La frayeur que Louis XI avait de tout ce qui l’entourait s’était étendue jusqu’à son fils, qui fut élevé loin de la cour, et privé de toute instruction ; comme si l’ignorance était une garantie contre des projets de révolte. Mais les agréments et les connaissances qui manquaient à ce prince furent remplacés par une bonté si parfaite, qu’il fut adoré de ses sujets ; et l’histoire a remarqué que le fils d’un tyran, qui ne ménagea ni l’honneur ni le sang des plus grands personnages de l’État, put à l’article de la mort se rendre le témoignage de n’avoir prononcé des paroles offensantes contre qui que ce fût.

Charles VIII l'Affable (1483-1498)

Charles VIII l’Affable (1483-1498)

Il ne savait ni lire ni écrire lorsqu’il monta sur le trône ; et élevé loin du monde, il parut embarrassé quand il vint à la cour. Honteux de cet état d’ignorance, il se livra au travail avec ardeur ; il sut bientôt lire et écrire, et prit même du goût pour la lecture, particulièrement pour les Commentaires de César et la Vie de Charlemagne. Malgré ses efforts, il ne suppléa jamais bien aux défauts de sa première éducation, et il conserva toujours pour les affaires une répugnance insurmontable.
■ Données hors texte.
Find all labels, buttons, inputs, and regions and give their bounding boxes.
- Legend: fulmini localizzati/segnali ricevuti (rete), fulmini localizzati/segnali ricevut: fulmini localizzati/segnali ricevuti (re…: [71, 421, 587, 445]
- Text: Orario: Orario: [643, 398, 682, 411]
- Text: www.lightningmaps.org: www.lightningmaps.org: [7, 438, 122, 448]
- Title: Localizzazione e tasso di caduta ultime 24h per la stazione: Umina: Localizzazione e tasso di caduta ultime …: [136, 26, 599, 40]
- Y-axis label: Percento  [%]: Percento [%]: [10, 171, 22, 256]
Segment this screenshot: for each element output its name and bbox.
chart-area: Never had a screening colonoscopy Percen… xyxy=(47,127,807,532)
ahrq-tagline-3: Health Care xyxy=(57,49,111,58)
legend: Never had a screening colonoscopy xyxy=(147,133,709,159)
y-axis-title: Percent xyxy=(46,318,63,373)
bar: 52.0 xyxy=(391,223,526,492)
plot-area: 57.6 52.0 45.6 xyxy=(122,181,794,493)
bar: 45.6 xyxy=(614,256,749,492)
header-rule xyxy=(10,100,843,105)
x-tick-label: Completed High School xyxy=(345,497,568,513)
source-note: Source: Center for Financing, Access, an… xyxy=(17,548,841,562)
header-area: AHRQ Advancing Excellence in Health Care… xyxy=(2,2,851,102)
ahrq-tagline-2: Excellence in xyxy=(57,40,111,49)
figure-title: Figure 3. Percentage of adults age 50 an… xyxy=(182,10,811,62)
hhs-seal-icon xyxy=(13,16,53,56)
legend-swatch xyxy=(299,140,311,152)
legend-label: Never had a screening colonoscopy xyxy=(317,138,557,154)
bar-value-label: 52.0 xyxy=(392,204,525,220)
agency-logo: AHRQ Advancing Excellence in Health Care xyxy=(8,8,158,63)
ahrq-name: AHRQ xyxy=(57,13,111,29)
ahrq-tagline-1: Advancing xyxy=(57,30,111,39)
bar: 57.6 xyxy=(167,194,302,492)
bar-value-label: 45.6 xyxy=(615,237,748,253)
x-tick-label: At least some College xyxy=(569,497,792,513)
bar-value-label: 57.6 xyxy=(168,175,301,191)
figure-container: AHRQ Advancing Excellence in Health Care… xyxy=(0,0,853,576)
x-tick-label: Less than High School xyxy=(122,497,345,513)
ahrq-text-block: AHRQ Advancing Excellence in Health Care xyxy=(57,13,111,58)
Louis XI, s’appuyant de l’ordonnance de Charles V, et supposant son fils majeur, puisqu’il entrait dans sa quatorzième année, ne nomma point de régent, et remit la personne du jeune roi aux soins de sa fille aînée, Anne de France, mariée au seigneur de Beaujeu : ce qui lui donnait la principale autorité dans le gouvernement ; mais le duc d’Orléans, premier prince du sang, et Jean II, duc de Bourbon, frère aîné du seigneur de Beaujeu, s’opposèrent à ce que l’exercice du pouvoir fût confié à une femme.

Le duc d’Orléans, qui mérita le titre de Père du peuple lorsqu’il monta sur le trône, n’était alors connu que par la légèreté de son caractère, un goût vif pour tous les exercices du corps, dans lesquels il excellait, et par une inconstance dans ses amours qu’il satisfaisait d’autant plus facilement, que la nature lui avait prodigué tous les dons qui séduisent ; mais il ne jouissait d’aucune estime personnelle. Il n’en était pas ainsi de Jean II, duc de Bourbon : son âge, son expérience, sa bravoure connue, et l’habitude qu’il avait des affaires, le désignaient à tous comme celui qui devait protéger et diriger la jeunesse de Charles VIII.
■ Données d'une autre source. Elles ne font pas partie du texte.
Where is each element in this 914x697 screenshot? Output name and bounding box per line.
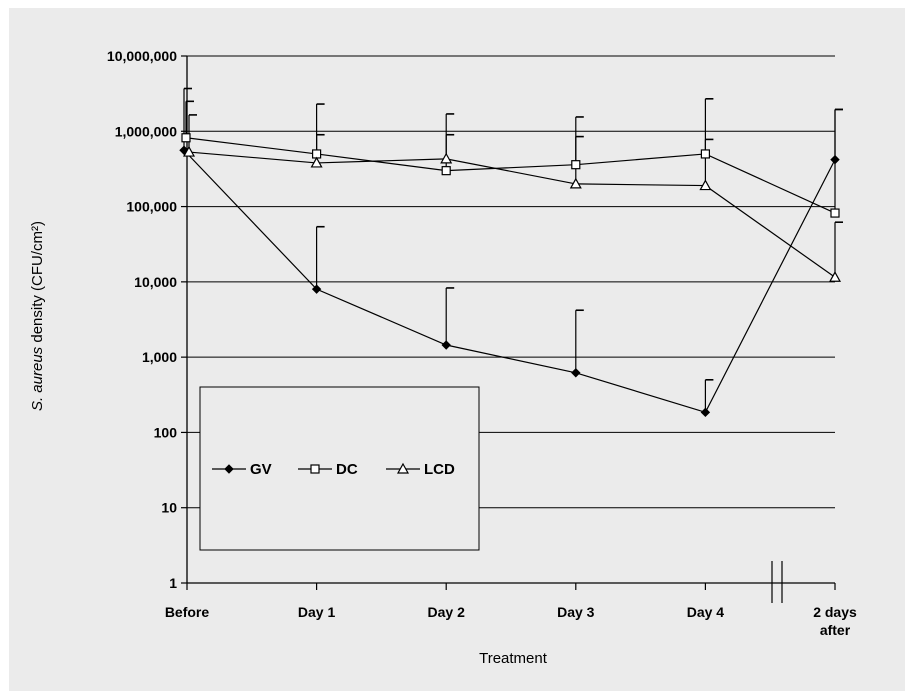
data-point-dc (181, 133, 191, 143)
y-tick-label: 100,000 (126, 199, 177, 215)
x-tick-label: Day 4 (687, 604, 725, 620)
error-bars (183, 87, 843, 413)
data-point-gv (830, 154, 840, 165)
y-axis-title-italic: S. aureus (29, 346, 46, 411)
y-tick-label: 10,000,000 (107, 48, 177, 64)
y-axis-title-rest: density (CFU/cm²) (29, 221, 46, 347)
data-point-lcd (569, 177, 582, 189)
x-tick-label: Day 3 (557, 604, 595, 620)
data-point-dc (830, 208, 840, 218)
data-point-gv (441, 340, 451, 350)
series-line-dc (185, 137, 836, 214)
data-point-dc (700, 149, 711, 159)
chart-panel (9, 8, 905, 691)
y-tick-labels: 1 10 100 1,000 10,000 100,000 1,000,000 10,000,… (107, 48, 187, 591)
y-tick-label: 100 (154, 424, 178, 440)
x-tick-labels: Before Day 1 Day 2 Day 3 Day 4 2 days after (165, 583, 857, 638)
legend-marker-lcd (396, 462, 410, 474)
y-tick-label: 1,000,000 (115, 123, 177, 139)
x-tick-label: Day 1 (298, 604, 336, 620)
x-tick-label: Day 2 (428, 604, 466, 620)
x-axis-title: Treatment (479, 650, 548, 667)
legend: GV DC LCD (212, 461, 455, 478)
x-tick-label: 2 days (813, 604, 857, 620)
y-tick-label: 1 (169, 575, 177, 591)
legend-label-lcd: LCD (424, 461, 455, 478)
series-lines (179, 133, 842, 418)
legend-label-dc: DC (336, 461, 358, 478)
y-tick-label: 10,000 (134, 274, 177, 290)
data-point-gv (700, 407, 711, 418)
y-tick-label: 1,000 (142, 349, 177, 365)
legend-marker-gv (224, 464, 234, 474)
x-tick-label: Before (165, 604, 210, 620)
data-point-lcd (440, 152, 453, 164)
data-point-lcd (310, 156, 323, 168)
data-point-lcd (699, 179, 712, 191)
data-point-dc (441, 166, 451, 176)
series-line-gv (183, 149, 836, 414)
y-axis-title: S. aureus density (CFU/cm²) (29, 221, 46, 411)
legend-marker-dc (310, 464, 320, 474)
legend-box (199, 386, 480, 551)
data-point-lcd (828, 271, 842, 282)
data-point-gv (571, 368, 581, 378)
legend-label-gv: GV (250, 461, 272, 478)
data-point-lcd (182, 145, 196, 157)
data-point-dc (571, 160, 581, 170)
x-tick-label-line2: after (820, 622, 851, 638)
series-line-lcd (188, 151, 836, 278)
y-tick-label: 10 (161, 500, 177, 516)
axes (186, 56, 835, 603)
data-point-gv (311, 284, 322, 294)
Aussi madame de Beaujeu trouva-t-elle prudent de ne pas opposer une résistance qui aurait affermi le parti formé contre elle ; elle remit la décision de cette grande affaire à l’assemblée des états généraux, et profita du temps qui devait s’écouler jusqu’à leur convocation pour augmenter le nombre de ses créatures, et pour assurer au duc de Bourbon des avantages qui séparèrent sa cause de celle du duc d’Orléans.
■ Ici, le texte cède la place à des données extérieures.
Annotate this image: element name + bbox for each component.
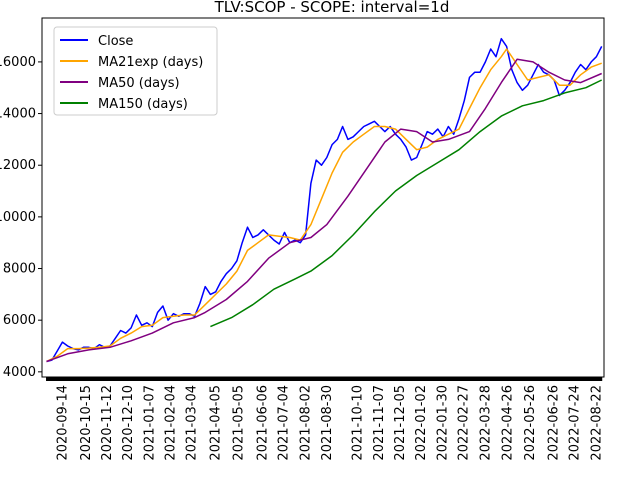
x-tick-label-13: 2021-10-10 — [351, 385, 366, 461]
x-tick-label-22: 2022-06-26 — [546, 385, 561, 461]
y-tick-label-2: 8000 — [3, 262, 36, 277]
legend-label-3: MA150 (days) — [98, 97, 188, 112]
x-tick-label-10: 2021-07-04 — [277, 385, 292, 461]
x-tick-label-9: 2021-06-06 — [256, 385, 271, 461]
x-tick-label-8: 2021-05-05 — [231, 385, 246, 461]
x-tick-label-21: 2022-05-26 — [523, 385, 538, 461]
x-tick-label-6: 2021-03-04 — [185, 385, 200, 461]
x-tick-label-18: 2022-02-27 — [457, 385, 472, 461]
y-axis: 4000 6000 8000 10000 12000 14000 16000 — [0, 55, 42, 380]
y-tick-label-6: 16000 — [0, 55, 36, 70]
y-tick-label-1: 6000 — [3, 313, 36, 328]
y-tick-label-3: 10000 — [0, 210, 36, 225]
x-tick-label-12: 2021-08-30 — [320, 385, 335, 461]
series-line-0 — [46, 37, 603, 363]
y-tick-label-4: 12000 — [0, 158, 36, 173]
x-minor-ticks — [46, 377, 603, 381]
legend-label-2: MA50 (days) — [98, 76, 180, 91]
chart-title: TLV:SCOP - SCOPE: interval=1d — [214, 0, 450, 16]
series-line-1 — [46, 48, 602, 363]
x-tick-label-14: 2021-11-07 — [372, 385, 387, 461]
series-layer — [46, 37, 603, 363]
x-tick-label-15: 2021-12-05 — [393, 385, 408, 461]
x-tick-label-1: 2020-10-15 — [79, 385, 94, 461]
series-line-3 — [210, 79, 603, 328]
x-tick-label-19: 2022-03-28 — [478, 385, 493, 461]
x-tick-label-5: 2021-02-04 — [163, 385, 178, 461]
series-line-2 — [46, 58, 602, 363]
x-tick-label-16: 2022-01-02 — [414, 385, 429, 461]
y-tick-label-0: 4000 — [3, 365, 36, 380]
x-tick-label-2: 2020-11-12 — [100, 385, 115, 461]
x-axis: 2020-09-14 2020-10-15 2020-11-12 2020-12-10… — [46, 377, 604, 461]
x-tick-label-24: 2022-08-22 — [589, 385, 604, 461]
y-tick-label-5: 14000 — [0, 107, 36, 122]
legend-box — [53, 26, 218, 116]
x-tick-label-17: 2022-01-30 — [435, 385, 450, 461]
x-tick-label-23: 2022-07-24 — [568, 385, 583, 461]
x-tick-label-20: 2022-04-26 — [500, 385, 515, 461]
x-tick-label-3: 2020-12-10 — [121, 385, 136, 461]
x-tick-label-0: 2020-09-14 — [55, 385, 70, 461]
legend-label-1: MA21exp (days) — [98, 55, 203, 70]
legend-label-0: Close — [98, 34, 133, 49]
legend: Close MA21exp (days) MA50 (days) MA150 (day… — [53, 26, 218, 116]
x-tick-label-11: 2021-08-02 — [299, 385, 314, 461]
x-tick-label-4: 2021-01-07 — [142, 385, 157, 461]
x-tick-label-7: 2021-04-05 — [209, 385, 224, 461]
Les divisions qui régnaient dans le conseil n’empêchèrent pas qu’on ne punît avec la dernière rigueur les favoris de Louis XI, qu’il avait tirés de la classe du peuple, et qui, par cela même, étaient odieux aux grands. Ce fut le seul acte du nouveau gouvernement sur lequel tous les partis furent d’accord. Les états généraux, assemblés à Tours au mois de janvier 1484, reconnurent la majorité du roi, et le droit que les princes du sang avaient d’entrer au conseil.

Mais ils laissèrent le soin de la personne de Charles VIII à madame de Beaujeu, vraiment digne par ses qualités de gouverner le royaume. Les mécontents se retirèrent de la cour, et formèrent un parti, à la tête duquel se mit le duc d’Orléans. Leur révolte, qui avait été prévue, fut promptement dissipée. Ils cherchèrent un appui en Bretagne, où régnaient deux factions, celle du duc, ou plutôt de son ministre Landais, et celle des seigneurs qui, par haine contre Landais, s’étaient rapprochés de la cour de France ; et comme le duc n’avait que deux filles, dont l’une mourut à cette époque, madame de Beaujeu n’hésita pas à prendre la défense des seigneurs bretons, dans l’espoir de profiter d’une conjoncture aussi favorable pour réunir la Bretagne à la couronne.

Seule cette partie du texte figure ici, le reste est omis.